Since you're armed with knowledge about both Ocrevus and Tysabri, I'd ask the doctor to outline his case for/against both, clearly. He said you have an 80% chance of developing MS, but he wants to prescribe a drug approved a year ago that is approved for PPMS. That's pretty strong too! This next statement is way beyond my pay grade, but given that "80% chance" estimate, maybe he does feel Ocrevus is a safer thing to put you on "right now."

Regarding side effects being a deterrent, with any new med I read up on how to avoid them. For example, with IV steroids, high sodium foods definitely exacerbate the bloating side effects. WIth antibiotics, taking them with a pro-biotic can help people who have stomach trouble. With Tysabri, everyone said to drink a lot of water (and of course to stay on top of those JCV screenings!). Extended dosing is something I hope to get my doctor to commit to a plan for, in my upcoming in-person clinic visit in Oct. Thanks for mentioning it.

I'm (we're) interested in hearing about what you and your doctor decide!

[gargantua]

gargantua - have you heard about dose extension? Instead of infusions every month you can safely go to every 5,6 and even higher weeks between infusions. The risk of PML gets lower if you space the infusions out.
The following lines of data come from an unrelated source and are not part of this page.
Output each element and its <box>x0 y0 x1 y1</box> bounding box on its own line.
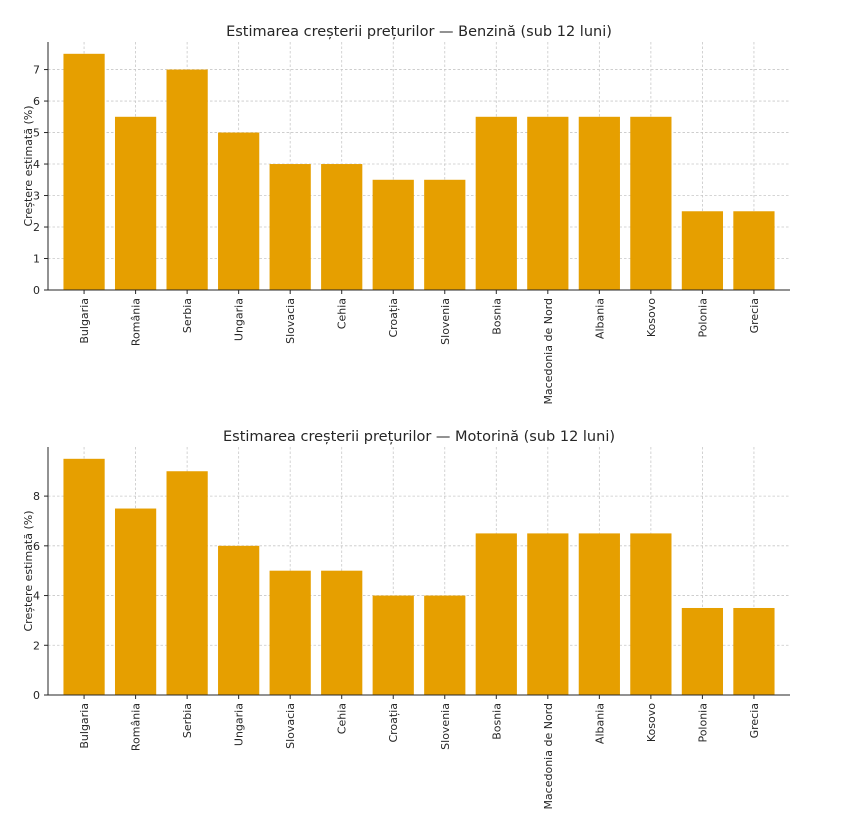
x-tick-label: Slovenia <box>439 298 452 345</box>
bar <box>681 607 724 695</box>
x-tick-label: Croația <box>387 703 400 743</box>
y-tick-label: 4 <box>33 590 40 603</box>
x-tick-label: Ungaria <box>233 298 246 341</box>
bar <box>63 53 105 290</box>
bar <box>475 533 517 695</box>
bar <box>269 570 311 695</box>
x-tick-label: Grecia <box>748 298 761 333</box>
y-tick-label: 6 <box>33 95 40 108</box>
y-tick-label: 3 <box>33 190 40 203</box>
x-tick-label: Cehia <box>336 298 349 329</box>
bar <box>63 458 105 695</box>
chart-benzina: Estimarea creșterii prețurilor — Benzină… <box>22 24 790 405</box>
y-tick-label: 8 <box>33 490 40 503</box>
bar <box>578 533 620 695</box>
y-tick-label: 6 <box>33 540 40 553</box>
bar <box>269 164 311 290</box>
chart-title: Estimarea creșterii prețurilor — Benzină… <box>226 24 612 40</box>
bar <box>321 570 363 695</box>
x-tick-label: România <box>130 703 143 751</box>
y-axis-label: Creștere estimată (%) <box>22 511 35 632</box>
x-tick-label: Croația <box>387 298 400 338</box>
x-tick-label: Bulgaria <box>78 298 91 344</box>
x-tick-label: Bosnia <box>490 298 503 335</box>
x-tick-label: Slovacia <box>284 298 297 344</box>
x-tick-label: Bulgaria <box>78 703 91 749</box>
bar <box>218 132 260 290</box>
bar <box>218 545 260 695</box>
bar <box>733 607 775 695</box>
y-tick-label: 7 <box>33 64 40 77</box>
y-tick-label: 2 <box>33 221 40 234</box>
bar <box>114 116 157 291</box>
chart-title: Estimarea creșterii prețurilor — Motorin… <box>223 429 615 445</box>
bar <box>630 116 672 291</box>
x-tick-label: Kosovo <box>645 703 658 742</box>
bar <box>166 69 208 290</box>
chart-motorina: Estimarea creșterii prețurilor — Motorin… <box>22 429 790 810</box>
y-tick-label: 4 <box>33 158 40 171</box>
y-axis-label: Creștere estimată (%) <box>22 106 35 227</box>
bar <box>424 179 466 290</box>
y-tick-label: 1 <box>33 253 40 266</box>
x-tick-label: Kosovo <box>645 298 658 337</box>
x-tick-label: Ungaria <box>233 703 246 746</box>
x-tick-label: Macedonia de Nord <box>542 703 555 810</box>
x-tick-label: Serbia <box>181 703 194 738</box>
bar <box>681 211 724 290</box>
bar <box>321 164 363 290</box>
bar <box>424 595 466 695</box>
bar <box>527 533 569 695</box>
x-tick-label: Slovenia <box>439 703 452 750</box>
bar <box>372 595 414 695</box>
y-tick-label: 0 <box>33 284 40 297</box>
x-tick-label: Albania <box>593 298 606 339</box>
y-tick-label: 2 <box>33 639 40 652</box>
bar <box>733 211 775 290</box>
bar <box>372 179 414 290</box>
bar <box>114 508 157 695</box>
x-tick-label: Slovacia <box>284 703 297 749</box>
bar <box>475 116 517 291</box>
x-tick-label: Albania <box>593 703 606 744</box>
x-tick-label: România <box>130 298 143 346</box>
bar <box>630 533 672 695</box>
x-tick-label: Polonia <box>696 703 709 743</box>
y-tick-label: 5 <box>33 127 40 140</box>
x-tick-label: Serbia <box>181 298 194 333</box>
bar <box>527 116 569 291</box>
bar <box>578 116 620 291</box>
bar <box>166 471 208 695</box>
x-tick-label: Bosnia <box>490 703 503 740</box>
x-tick-label: Macedonia de Nord <box>542 298 555 405</box>
x-tick-label: Cehia <box>336 703 349 734</box>
x-tick-label: Grecia <box>748 703 761 738</box>
y-tick-label: 0 <box>33 689 40 702</box>
x-tick-label: Polonia <box>696 298 709 338</box>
My doctor wants me on something but isn't willing to put me on Tysabri - says that it is too heavy a hitter for me? But I am kinda okay with it. There are no 'side effects' if you aren't taking any meds .

Whoa, sorry msgijo, I accidentally bunched the OP into your question! Please take a peek at my previous post for comments about side effects. But in general I would say the same thing - ask your doctor why they think Tysabri is too heavy. It's now being approved for new RRMS patients. Based on everything you've learned about the risks and side effects and protocols to follow while on it, you may be able to bring information to your doctor that they hadn't considered.
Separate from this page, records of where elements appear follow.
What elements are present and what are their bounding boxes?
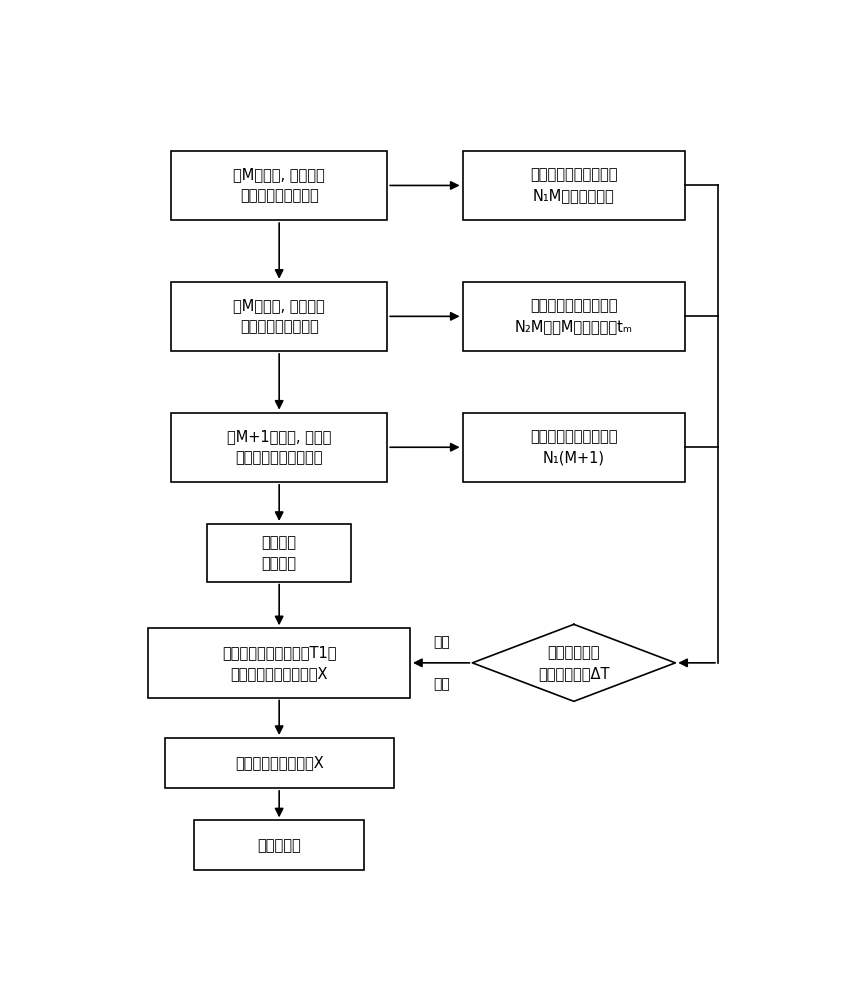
Bar bbox=[170, 413, 387, 482]
Text: 第M次缝纫, 第二感应
器检测到缝料前边缘: 第M次缝纫, 第二感应 器检测到缝料前边缘 bbox=[233, 298, 325, 334]
Bar bbox=[170, 282, 387, 351]
Bar bbox=[148, 628, 409, 698]
Text: 延迟: 延迟 bbox=[432, 677, 449, 691]
Bar bbox=[207, 524, 351, 582]
Bar bbox=[165, 738, 393, 788]
Text: 执行前剪线: 执行前剪线 bbox=[257, 838, 300, 853]
Text: 第M+1次缝纫, 第一感
应器检测到缝料前边缘: 第M+1次缝纫, 第一感 应器检测到缝料前边缘 bbox=[227, 429, 331, 465]
Text: 电控模块记录当前转速
N₁M、并开始计时: 电控模块记录当前转速 N₁M、并开始计时 bbox=[529, 167, 617, 203]
Polygon shape bbox=[472, 624, 674, 701]
Text: 电控模块记录当前转速
N₁(M+1): 电控模块记录当前转速 N₁(M+1) bbox=[529, 429, 617, 465]
Bar bbox=[194, 820, 364, 870]
Bar bbox=[462, 413, 684, 482]
Text: 电控模块
开始计时: 电控模块 开始计时 bbox=[262, 535, 296, 571]
Bar bbox=[462, 282, 684, 351]
Text: 将前剪线标准剪线时间T1实
时修正为实际剪线时间X: 将前剪线标准剪线时间T1实 时修正为实际剪线时间X bbox=[222, 645, 336, 681]
Text: 电控模块计算
下刀补倵时间ΔT: 电控模块计算 下刀补倵时间ΔT bbox=[538, 645, 609, 681]
Bar bbox=[170, 151, 387, 220]
Text: 电控模块记录当前转速
N₂M和第M次移料时间tₘ: 电控模块记录当前转速 N₂M和第M次移料时间tₘ bbox=[514, 298, 632, 334]
Bar bbox=[462, 151, 684, 220]
Text: 计时满实际剪线时间X: 计时满实际剪线时间X bbox=[235, 755, 323, 770]
Text: 第M次缝纫, 第一感应
器检测到缝料前边缘: 第M次缝纫, 第一感应 器检测到缝料前边缘 bbox=[233, 167, 325, 203]
Text: 提前: 提前 bbox=[432, 635, 449, 649]
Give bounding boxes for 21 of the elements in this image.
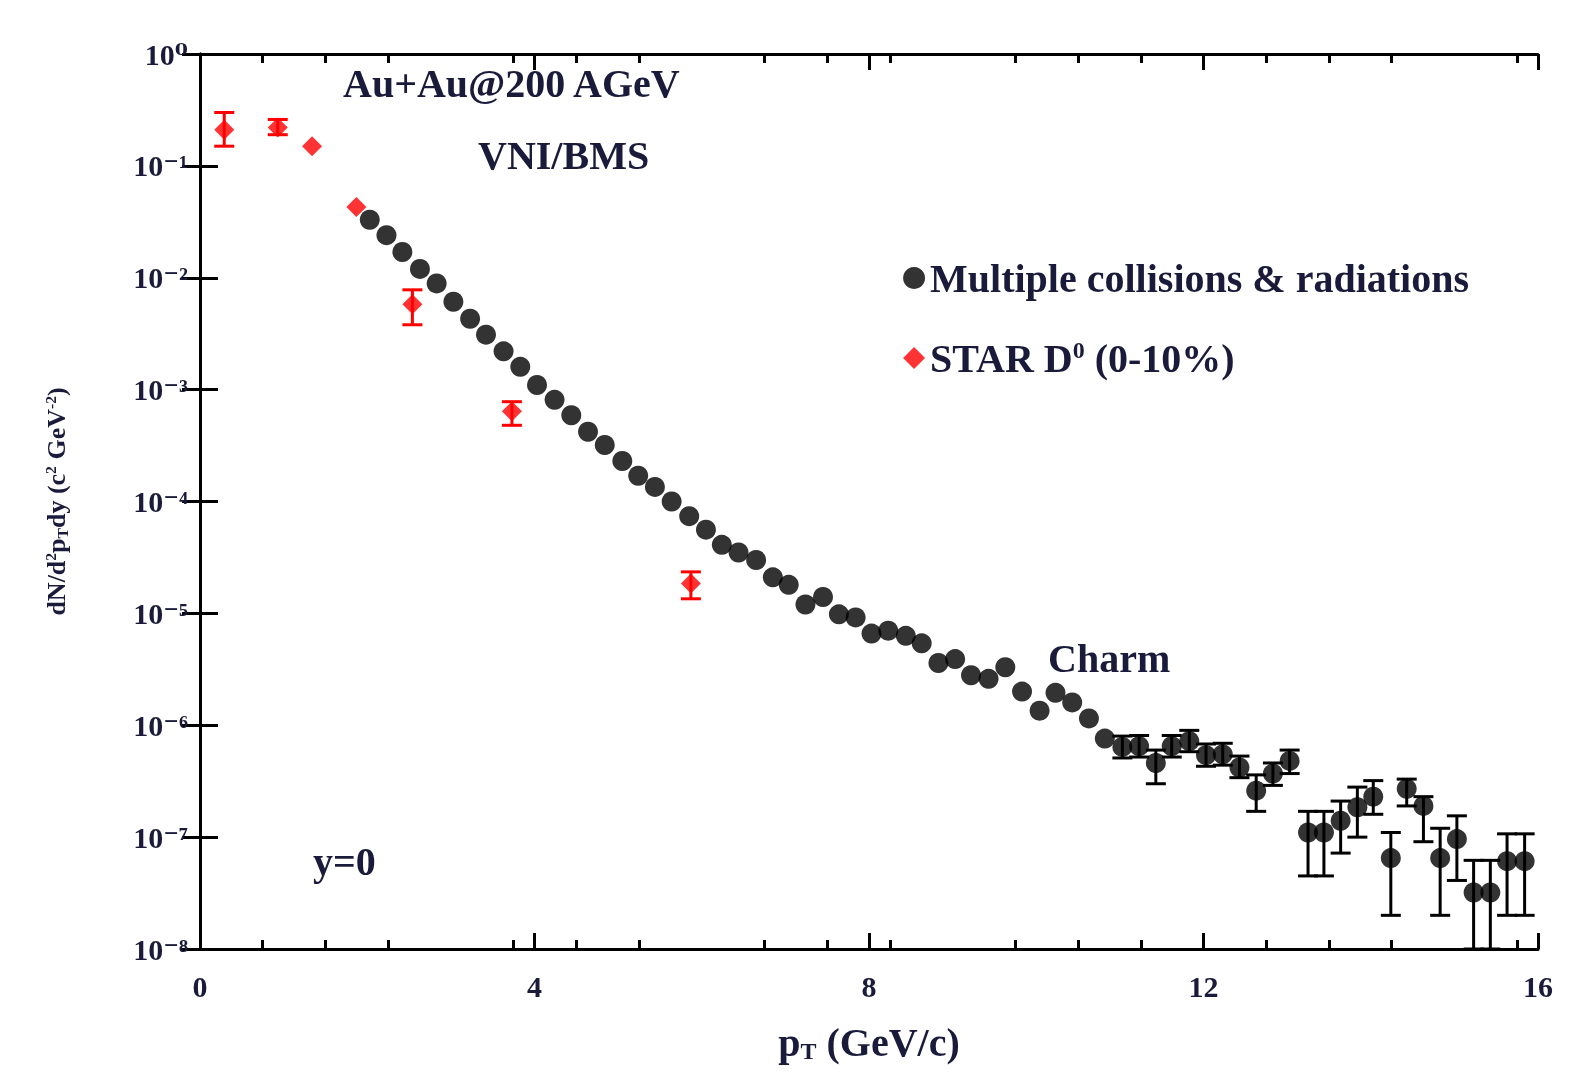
x-axis-title: pT (GeV/c): [778, 1019, 960, 1065]
x-tick-label: 8: [861, 969, 877, 1003]
y-tick-label: 10⁰: [144, 37, 188, 71]
annotation: y=0: [313, 838, 376, 884]
legend-label: Multiple collisions & radiations: [930, 255, 1470, 301]
y-tick-label: 10⁻⁷: [133, 820, 188, 854]
x-tick-label: 0: [192, 969, 208, 1003]
y-tick-label: 10⁻⁸: [133, 932, 188, 966]
text: VNI/BMS: [478, 132, 650, 178]
x-tick-label: 16: [1523, 969, 1553, 1003]
y-tick-label: 10⁻⁵: [133, 596, 188, 630]
y-tick-label: 10⁻²: [133, 261, 188, 295]
y-tick-label: 10⁻³: [133, 373, 188, 407]
text: dN/d2pTdy (c2 GeV-2): [41, 387, 71, 616]
y-tick-label: 10⁻¹: [133, 149, 188, 183]
chart-title: Au+Au@200 AGeV: [343, 60, 680, 106]
y-tick-label: 10⁻⁶: [133, 708, 188, 742]
x-tick-label: 12: [1188, 969, 1219, 1003]
x-tick-label: 4: [527, 969, 542, 1003]
annotation: Charm: [1048, 635, 1171, 681]
y-tick-label: 10⁻⁴: [133, 485, 188, 518]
In my experience so far, getting on and being on Tysabri requires focus and planning. You have to plan around infusion dates, you have to work with your doctor, your insurance, and the drug company when any changes are made, and it can be like a part time job until you get into the flow. Then it has to be approved again in six months. But side effects have not happened for me so far.

[Mamabug]

My advice would be to start treatment. It has been shown to reduce fx and severity of flares and to delay the progression of MS. Once the flares have occured, the lesions are already there. In your future, it is the existence of those old lesions that will act up if you progress to SPMS. The damage will continue to occur in those old, existing lesions, and your progression will worsen more quickly than if you had started now, to prevent some of those lesions.

I also recommend a healthy diet. My current functional medicine doctor believes that wheat (gluten) and dairy are huge contributors to MS. And aspartame. Although I'm still not sure how much credence I give to these, I do wish that I had cut down or cut out these products years ago. My present and my future might be different if I had.

Regarding your question about fx of MRI's:
Have you been diagnosed? I had many MRI's (seven) during my initial two years of limbo, in attempts to diagnose me. Since then, I have one once every 5 years.